In our model two dimensionless key parameters are introduced, $\gamma$ and $\sigma$: the former is a measure of the relative importance of surface energy compared to bulk energy; the latter is a measure of the imbalance between apical and basal tensions.

As $\gamma$ grows, surface energy becomes more important: the apical and basal sides shorten and, in turn, the thickness increases. A growth of $\sigma$ favors curved configurations.

We formulate a nonlinear equilibrium problem that admits in principle a manifold of solutions. The rectilinear configuration is a solution of this problem for every choice of $\gamma$ and $\sigma$. For $\gamma$ small, bulk elasticity prevails over surface tension and there is no other solution except the rectilinear one; for $\gamma$ large enough, there exists a critical value ${\sigma }_c$ of the parameter $\sigma$ where bifurcation from the rectilinear configuration occurs.

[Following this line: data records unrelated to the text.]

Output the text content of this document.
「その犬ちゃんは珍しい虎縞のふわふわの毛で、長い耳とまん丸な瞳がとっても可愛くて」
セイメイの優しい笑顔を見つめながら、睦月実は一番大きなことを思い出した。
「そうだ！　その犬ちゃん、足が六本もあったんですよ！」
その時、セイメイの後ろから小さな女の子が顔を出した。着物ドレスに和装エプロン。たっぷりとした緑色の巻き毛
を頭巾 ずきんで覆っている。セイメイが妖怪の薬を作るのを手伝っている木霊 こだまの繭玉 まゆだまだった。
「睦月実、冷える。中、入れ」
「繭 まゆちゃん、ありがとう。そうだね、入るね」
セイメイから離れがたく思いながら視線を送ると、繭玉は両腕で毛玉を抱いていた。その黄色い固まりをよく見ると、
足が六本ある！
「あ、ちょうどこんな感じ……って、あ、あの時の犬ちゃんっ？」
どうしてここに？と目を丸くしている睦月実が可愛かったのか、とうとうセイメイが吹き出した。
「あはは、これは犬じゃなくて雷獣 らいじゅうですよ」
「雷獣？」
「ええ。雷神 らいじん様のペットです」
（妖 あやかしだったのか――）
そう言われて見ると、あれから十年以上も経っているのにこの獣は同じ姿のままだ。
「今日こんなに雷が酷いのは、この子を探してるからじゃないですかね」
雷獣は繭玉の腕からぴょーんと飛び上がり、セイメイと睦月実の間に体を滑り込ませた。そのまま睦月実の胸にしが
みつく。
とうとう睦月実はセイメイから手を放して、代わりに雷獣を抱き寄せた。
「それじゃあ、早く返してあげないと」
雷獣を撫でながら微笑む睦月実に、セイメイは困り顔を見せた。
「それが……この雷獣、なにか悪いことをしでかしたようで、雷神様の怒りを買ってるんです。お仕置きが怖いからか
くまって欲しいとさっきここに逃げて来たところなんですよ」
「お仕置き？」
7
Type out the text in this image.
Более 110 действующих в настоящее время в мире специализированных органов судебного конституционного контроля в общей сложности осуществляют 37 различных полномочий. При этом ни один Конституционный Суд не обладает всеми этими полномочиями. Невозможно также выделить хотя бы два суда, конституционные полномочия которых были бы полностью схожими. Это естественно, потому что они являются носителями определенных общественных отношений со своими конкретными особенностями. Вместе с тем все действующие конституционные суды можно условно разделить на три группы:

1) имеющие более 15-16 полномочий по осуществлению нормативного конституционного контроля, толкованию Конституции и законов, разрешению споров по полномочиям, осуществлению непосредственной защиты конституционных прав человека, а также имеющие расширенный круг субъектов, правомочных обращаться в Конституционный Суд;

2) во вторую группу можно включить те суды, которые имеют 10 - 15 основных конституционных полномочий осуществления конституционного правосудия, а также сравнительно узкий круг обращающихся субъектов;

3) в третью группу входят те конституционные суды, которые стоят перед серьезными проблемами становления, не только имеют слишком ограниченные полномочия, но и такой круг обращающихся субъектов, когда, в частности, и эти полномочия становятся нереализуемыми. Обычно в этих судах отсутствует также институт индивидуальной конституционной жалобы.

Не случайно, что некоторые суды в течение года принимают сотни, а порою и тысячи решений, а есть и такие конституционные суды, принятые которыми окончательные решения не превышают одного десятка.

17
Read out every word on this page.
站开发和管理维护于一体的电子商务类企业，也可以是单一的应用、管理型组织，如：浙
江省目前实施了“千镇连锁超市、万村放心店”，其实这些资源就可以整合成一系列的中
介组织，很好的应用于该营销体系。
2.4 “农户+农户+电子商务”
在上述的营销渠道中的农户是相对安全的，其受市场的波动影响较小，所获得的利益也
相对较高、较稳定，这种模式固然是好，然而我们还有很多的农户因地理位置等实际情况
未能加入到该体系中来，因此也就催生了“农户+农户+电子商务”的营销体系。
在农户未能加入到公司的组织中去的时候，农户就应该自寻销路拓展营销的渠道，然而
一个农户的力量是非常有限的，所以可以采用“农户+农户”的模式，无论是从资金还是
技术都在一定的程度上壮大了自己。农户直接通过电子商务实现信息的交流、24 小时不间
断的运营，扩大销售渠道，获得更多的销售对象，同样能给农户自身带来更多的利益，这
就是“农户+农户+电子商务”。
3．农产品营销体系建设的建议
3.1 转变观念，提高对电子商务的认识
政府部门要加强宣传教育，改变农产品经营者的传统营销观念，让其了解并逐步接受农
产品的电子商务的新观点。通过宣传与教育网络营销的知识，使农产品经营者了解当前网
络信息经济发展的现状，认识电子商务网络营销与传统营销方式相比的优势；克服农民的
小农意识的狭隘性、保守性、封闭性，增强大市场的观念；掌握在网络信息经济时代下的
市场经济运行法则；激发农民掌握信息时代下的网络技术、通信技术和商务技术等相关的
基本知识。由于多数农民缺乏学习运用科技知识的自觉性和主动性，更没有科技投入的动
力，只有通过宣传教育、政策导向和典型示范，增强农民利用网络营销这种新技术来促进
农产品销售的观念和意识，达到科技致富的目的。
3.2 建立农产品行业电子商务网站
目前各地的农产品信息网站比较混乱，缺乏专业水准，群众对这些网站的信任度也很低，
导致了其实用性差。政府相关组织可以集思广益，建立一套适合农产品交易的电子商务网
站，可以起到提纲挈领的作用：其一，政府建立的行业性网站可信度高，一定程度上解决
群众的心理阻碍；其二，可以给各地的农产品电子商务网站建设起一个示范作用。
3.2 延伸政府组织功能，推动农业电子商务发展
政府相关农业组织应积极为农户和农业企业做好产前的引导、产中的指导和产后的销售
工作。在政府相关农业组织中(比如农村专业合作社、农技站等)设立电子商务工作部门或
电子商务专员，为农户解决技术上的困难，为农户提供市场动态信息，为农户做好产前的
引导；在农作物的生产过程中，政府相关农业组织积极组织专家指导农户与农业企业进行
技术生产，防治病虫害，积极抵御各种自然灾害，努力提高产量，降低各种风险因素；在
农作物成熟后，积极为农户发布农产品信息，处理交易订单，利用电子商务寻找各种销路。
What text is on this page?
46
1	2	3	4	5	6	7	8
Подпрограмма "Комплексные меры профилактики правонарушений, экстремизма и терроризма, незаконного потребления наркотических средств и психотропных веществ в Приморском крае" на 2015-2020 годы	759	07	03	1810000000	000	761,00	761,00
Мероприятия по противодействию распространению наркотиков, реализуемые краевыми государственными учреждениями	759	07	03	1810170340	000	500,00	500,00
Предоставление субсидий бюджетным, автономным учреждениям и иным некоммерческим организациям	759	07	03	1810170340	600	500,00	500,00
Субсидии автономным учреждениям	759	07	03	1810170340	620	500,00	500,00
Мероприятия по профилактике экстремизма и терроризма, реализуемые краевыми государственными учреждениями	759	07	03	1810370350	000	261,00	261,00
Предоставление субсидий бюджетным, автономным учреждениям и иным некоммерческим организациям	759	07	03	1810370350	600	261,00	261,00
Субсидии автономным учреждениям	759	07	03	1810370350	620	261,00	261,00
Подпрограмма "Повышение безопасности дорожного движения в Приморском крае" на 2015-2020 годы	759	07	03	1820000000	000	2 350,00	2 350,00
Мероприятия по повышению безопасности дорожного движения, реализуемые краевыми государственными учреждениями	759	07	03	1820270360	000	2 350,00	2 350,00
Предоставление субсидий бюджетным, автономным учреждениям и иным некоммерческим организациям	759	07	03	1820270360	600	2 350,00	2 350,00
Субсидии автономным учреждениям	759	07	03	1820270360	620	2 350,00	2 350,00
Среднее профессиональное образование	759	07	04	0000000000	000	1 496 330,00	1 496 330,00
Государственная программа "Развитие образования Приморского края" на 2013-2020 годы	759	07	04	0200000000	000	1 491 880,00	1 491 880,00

A careful analysis, performed through the Lyapunov–Schmidt decomposition, reveals that the bifurcation is subcritical. This is confirmed by our numerical calculations.

Our model predicts a distinctive mechanical behavior of pre-cancerous cells. Based on data available in Messal et al. (2019), we estimate the pretumoral tissue softening for pancreatic Neoplasia. This result is in accordance with elastographic measures in Therville et al. (2019), and confirms that transformed cells are softer than healthy cells.

In Section 2 we derive our model by prescribing the geometry and the underlying kinematical hypotheses. We specify the form of the bulk and surface energy, and we introduce an incompressibility constraint. We identify the relevant dimensionless parameters, we derive the equilibrium equations, and we formulate a boundary-value problem.

In Section 3 we study the loss of positivity of the elasticity tensor and we determine the critical value of the apico-basal tension imbalance, along with the bifurcation mode.

In Section 4 we perform a detailed bifurcation analysis by means of the Lyapunov–Schmidt decomposition, and we identify the type of bifurcation. We accompany our analysis with a numerical calculation.

In Section 5 we discuss the implication of our model concerning the softening which accompanies incipient tumorigenesis.